2. Tail Vein Injection

  1. Before tail injection, warm the mice under a mild heating lamp for 5 min.
  2. Restrain the mouse in a tube rodent holder. Disinfect the tail with an alcohol swab.
  3. Utilize a 30 G needle for tail vein injection. Tail veins are located laterally.
    1. Apply a gentle amount of forward pressure on the syringe as the needle is advanced into the tail. The vein is accessed once the resistance to injection is no longer present.
    2. Inject a volume of 100 µl of calcium NIR and/or 100 µl of cathepsin NIR at a steady rate. At the end of injection, after a 5 sec pause, withdraw the needle.
  4. Harvest the aortas (see section 3) 3-24 hr after injection.

3. Mouse Dissection

  1. Euthanize mouse with a 200 mg/kg intraperitoneal pentobarbital injection.
  2. Lay the animal supine on the dissection board and stabilize by taping each paw to the board. Using a dissecting microscope and small scissors, make a midline incision extending from the lower abdomen to the upper thorax.
  3. Peel back the skin with forceps and remove the peritoneum, revealing the abdominal organs. Remove the gastrointestinal organs, taking care not to transect the aorta.
  4. Make a lateral incision in the anterior diaphragm and continue the incision across the abdomen. Using dissection scissors, release the ribcage by cutting through the sides of the ribs and removing the soft tissue adherent to the superior portion of the sternum. Remove the ribcage, revealing the lungs.
  5. Leave the heart in place initially (to aid in identifying and dissecting the proximal aorta) and carefully remove the lungs. Remove the thymus, trachea, and esophagus with care, ensuring that the aorta remains intact.
  6. Using straight fine forceps and micro-dissecting scissors, remove the soft tissue surrounding the aorta from the iliac bifurcation to the aortic arch, paying careful attention when removing the peri-aortic fat (Figure 1A). Remove the remaining fat and soft tissue surrounding the large branches of the aortic arch (i.e., brachiocephalic, common carotid and subclavian arteries, Figure 1B).
    Note: It is important to remove the fat from the aorta because fat can increase the background signal when performing fluorescence imaging.
  7. Remove the heart from the thoracic cavity, carefully detaching it from the proximal aorta, and discard. Transect the distal aorta at the iliac bifurcation. Using an insulin needle, inject normal saline into the aorta from the aortic arch to wash out remaining blood cells. Detach the aorta along with the aortic arch vessels, completely removing it from the body.
  8. Place the aorta in normal saline solution on ice until ready for imaging.

4. Aortic Imaging

  1. Image aortas ex vivo immediately after harvest by near-infrared fluorescence reflectance imaging.25
    1. Set the fluorescence imager at the appropriate multichannel wavelengths to quantify fluorescence signal intensities from the aortas of calcium NIR and cathepsin NIR-injected mice, as previously described.25 According to the manufacturer, calcium NIR can be excited by ~ 650-678 nm light with a maximal emission in the ~ 680-700 nm range. Cathepsin NIR can be excited by ~ 745-750 nm light with a maximal emission at ~770 nm.

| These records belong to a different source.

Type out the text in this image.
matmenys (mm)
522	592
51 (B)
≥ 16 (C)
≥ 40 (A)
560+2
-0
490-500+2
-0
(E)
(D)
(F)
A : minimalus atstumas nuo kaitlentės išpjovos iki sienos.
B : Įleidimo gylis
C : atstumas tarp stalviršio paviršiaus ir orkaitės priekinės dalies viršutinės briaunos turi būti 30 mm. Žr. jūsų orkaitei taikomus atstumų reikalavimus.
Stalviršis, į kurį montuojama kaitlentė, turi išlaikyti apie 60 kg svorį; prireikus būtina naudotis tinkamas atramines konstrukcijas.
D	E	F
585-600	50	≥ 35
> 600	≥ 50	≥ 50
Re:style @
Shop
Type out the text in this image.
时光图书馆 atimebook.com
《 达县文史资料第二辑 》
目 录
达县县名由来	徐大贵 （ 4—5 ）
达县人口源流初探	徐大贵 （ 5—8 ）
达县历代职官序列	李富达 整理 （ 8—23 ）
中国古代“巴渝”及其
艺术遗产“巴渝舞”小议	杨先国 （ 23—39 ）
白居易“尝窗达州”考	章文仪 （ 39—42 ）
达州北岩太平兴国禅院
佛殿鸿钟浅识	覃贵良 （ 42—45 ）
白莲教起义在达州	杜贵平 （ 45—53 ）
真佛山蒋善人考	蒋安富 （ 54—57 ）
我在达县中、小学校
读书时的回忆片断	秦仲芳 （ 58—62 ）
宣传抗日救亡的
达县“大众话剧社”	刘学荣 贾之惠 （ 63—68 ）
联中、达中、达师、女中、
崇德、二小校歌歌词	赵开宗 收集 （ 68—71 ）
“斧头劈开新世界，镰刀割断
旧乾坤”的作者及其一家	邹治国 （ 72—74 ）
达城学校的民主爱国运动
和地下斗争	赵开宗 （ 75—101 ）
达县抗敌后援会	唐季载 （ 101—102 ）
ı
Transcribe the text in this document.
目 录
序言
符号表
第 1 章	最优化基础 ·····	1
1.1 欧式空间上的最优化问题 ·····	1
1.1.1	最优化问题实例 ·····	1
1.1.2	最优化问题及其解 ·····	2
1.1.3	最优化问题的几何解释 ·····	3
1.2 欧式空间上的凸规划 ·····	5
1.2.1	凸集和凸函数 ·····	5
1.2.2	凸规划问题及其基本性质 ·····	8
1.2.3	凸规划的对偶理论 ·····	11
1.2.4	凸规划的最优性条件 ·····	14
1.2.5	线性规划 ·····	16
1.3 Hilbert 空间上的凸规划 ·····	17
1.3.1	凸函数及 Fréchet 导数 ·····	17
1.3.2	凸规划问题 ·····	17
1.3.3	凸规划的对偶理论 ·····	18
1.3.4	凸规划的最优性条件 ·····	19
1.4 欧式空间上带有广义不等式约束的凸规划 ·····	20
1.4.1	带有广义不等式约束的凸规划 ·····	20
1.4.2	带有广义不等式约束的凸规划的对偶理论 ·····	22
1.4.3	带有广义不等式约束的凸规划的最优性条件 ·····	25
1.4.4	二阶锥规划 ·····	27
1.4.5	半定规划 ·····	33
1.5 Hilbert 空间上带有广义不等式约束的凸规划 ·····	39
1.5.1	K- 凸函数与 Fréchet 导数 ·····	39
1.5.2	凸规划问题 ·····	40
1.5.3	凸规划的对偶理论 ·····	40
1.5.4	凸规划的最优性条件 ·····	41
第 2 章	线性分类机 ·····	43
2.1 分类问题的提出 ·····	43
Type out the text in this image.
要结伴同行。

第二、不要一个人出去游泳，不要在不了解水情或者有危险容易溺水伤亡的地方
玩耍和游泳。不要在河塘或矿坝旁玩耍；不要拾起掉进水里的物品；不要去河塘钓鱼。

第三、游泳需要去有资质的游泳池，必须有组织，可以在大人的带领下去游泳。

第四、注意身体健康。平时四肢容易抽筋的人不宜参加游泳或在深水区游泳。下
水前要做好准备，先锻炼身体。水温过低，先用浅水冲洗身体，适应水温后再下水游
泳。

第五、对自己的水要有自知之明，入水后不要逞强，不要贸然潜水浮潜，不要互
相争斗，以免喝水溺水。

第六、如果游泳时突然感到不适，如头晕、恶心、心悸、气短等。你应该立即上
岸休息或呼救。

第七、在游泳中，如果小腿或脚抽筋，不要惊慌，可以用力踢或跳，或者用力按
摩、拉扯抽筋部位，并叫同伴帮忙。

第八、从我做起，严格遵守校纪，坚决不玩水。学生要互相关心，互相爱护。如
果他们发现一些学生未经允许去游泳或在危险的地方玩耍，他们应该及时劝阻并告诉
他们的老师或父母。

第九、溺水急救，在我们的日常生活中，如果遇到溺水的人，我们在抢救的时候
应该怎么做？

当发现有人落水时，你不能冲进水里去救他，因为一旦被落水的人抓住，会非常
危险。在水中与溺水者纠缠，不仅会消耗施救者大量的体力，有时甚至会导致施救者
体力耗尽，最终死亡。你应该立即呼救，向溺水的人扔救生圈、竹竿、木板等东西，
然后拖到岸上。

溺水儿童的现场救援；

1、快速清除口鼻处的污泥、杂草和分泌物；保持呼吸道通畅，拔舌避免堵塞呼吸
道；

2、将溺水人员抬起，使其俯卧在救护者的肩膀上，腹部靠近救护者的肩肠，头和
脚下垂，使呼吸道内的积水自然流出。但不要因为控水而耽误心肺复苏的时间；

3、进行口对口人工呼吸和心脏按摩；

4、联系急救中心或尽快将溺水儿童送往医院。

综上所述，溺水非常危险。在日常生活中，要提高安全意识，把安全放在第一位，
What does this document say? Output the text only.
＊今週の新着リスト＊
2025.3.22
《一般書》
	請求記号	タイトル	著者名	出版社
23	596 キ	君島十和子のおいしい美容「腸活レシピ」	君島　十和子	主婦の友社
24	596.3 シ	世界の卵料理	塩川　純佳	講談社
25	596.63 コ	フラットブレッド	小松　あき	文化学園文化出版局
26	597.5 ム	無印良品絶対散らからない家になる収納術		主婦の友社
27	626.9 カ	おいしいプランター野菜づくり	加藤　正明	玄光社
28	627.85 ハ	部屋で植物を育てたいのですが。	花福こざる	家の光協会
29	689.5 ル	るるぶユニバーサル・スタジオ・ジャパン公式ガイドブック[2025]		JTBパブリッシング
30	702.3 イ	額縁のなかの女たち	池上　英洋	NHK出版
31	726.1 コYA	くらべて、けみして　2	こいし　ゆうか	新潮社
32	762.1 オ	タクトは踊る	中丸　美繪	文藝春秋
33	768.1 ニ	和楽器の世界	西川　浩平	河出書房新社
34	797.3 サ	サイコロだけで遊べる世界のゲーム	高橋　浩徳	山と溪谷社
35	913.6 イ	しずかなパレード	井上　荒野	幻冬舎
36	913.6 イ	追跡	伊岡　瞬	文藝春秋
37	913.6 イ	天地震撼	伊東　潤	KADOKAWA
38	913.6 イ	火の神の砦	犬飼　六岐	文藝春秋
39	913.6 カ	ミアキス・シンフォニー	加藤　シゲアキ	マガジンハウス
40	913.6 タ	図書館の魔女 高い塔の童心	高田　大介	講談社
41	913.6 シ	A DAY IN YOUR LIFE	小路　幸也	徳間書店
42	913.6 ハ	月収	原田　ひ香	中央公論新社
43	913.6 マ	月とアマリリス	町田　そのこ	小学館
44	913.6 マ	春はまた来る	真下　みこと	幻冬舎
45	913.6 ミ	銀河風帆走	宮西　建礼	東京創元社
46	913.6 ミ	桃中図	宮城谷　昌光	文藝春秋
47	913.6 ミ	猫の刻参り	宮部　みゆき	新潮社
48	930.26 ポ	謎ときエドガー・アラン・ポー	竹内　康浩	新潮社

5. Isolation of Primary Murine Aortic Vascular Smooth Muscle Cells

  1. Perform steps 3.1-3.7 as described above.
  2. Place aortas in cold HBSS until the dissections are complete. Carefully cut away any remaining periaortic fat and soft tissue, leaving only the aorta.
  3. Under a sterile tissue culture hood, transfer the aortas to the Aortic Digestion Solution in 35 mm x 10 mm tissue culture dishes. Place in an incubator at 37 °C for 30 min with gentle intermittent rocking. After digestion, the aortas exhibit a stretched or frayed appearance.
  4. With the dissection microscope and sterile forceps, remove the outer adventitial layer of the aorta while keeping the medial layer intact. One technique for removing the adventitia is to peel away the outer layer of the aorta at one end and remove it from the underlying medial layer like a sock could be peeled back and removed.
  5. Once the adventitial layer has been removed, place the remaining aorta into a new tissue culture dish with cell culture media and store at 37 °C with 5% CO2 for 2-4 hr.
  6. Under a sterile hood and using sterile 3 mm micro-dissection scissors, cut the aorta into 1-2 mm wide rings.
  7. Place these rings in a new tissue culture dish with Aortic Digestion Solution and incubate at 37 °C with gentle intermittent rocking for 120 min. Pipette the solution up and down several times during this incubation to resuspend cells.
  8. Add 5 ml of warm cell culture media to the digestion solution and transfer to a 15 ml conical tube.
  9. Centrifuge the tube for 5 min at 200 x g.
  10. Aspirate the media and resuspend cells in the desired volume of cell culture media (e.g., 5 ml).
  11. Plate the entire amount of isolated cells from each aorta in a 25 cm2 cell culture flask and incubate at 37 °C with 5% CO2. Propagate cells using standard techniques, as previously described.25,48 During the initial 7-10 days of incubation, change the media every 72-96 hr. As the cells approach confluence, replenish media more frequently (every 48 hr).
    Note: It may take many weeks to grow a sufficient quantity of cells.
  12. Once confluent, passage cells with trypsin that is warmed to 37 °C.
    1. Add 0.5-1.0 ml of trypsin to each culture flask and incubate for 3-5 min; gently tap the side of the flask every 30-60 sec as needed to detach cells from the surface.
    2. Once the cells detach from the bottom of the flask, add 10 ml of cell media to the cells in trypsin. Centrifuge the cells at 200 x g for 5 min. Aspirate the media and trypsin from the cell pellet. Resuspend the cells in the desired amount of fresh cell media (e.g., 5-10 ml) and transfer to a new flask (with some cells transferred to a chamber slide).
  13. At the first passage of cells, confirm the smooth muscle cell lineage with standard immunocytochemistry techniques, as previously described,49 using an antibody directed against α-smooth muscle actin.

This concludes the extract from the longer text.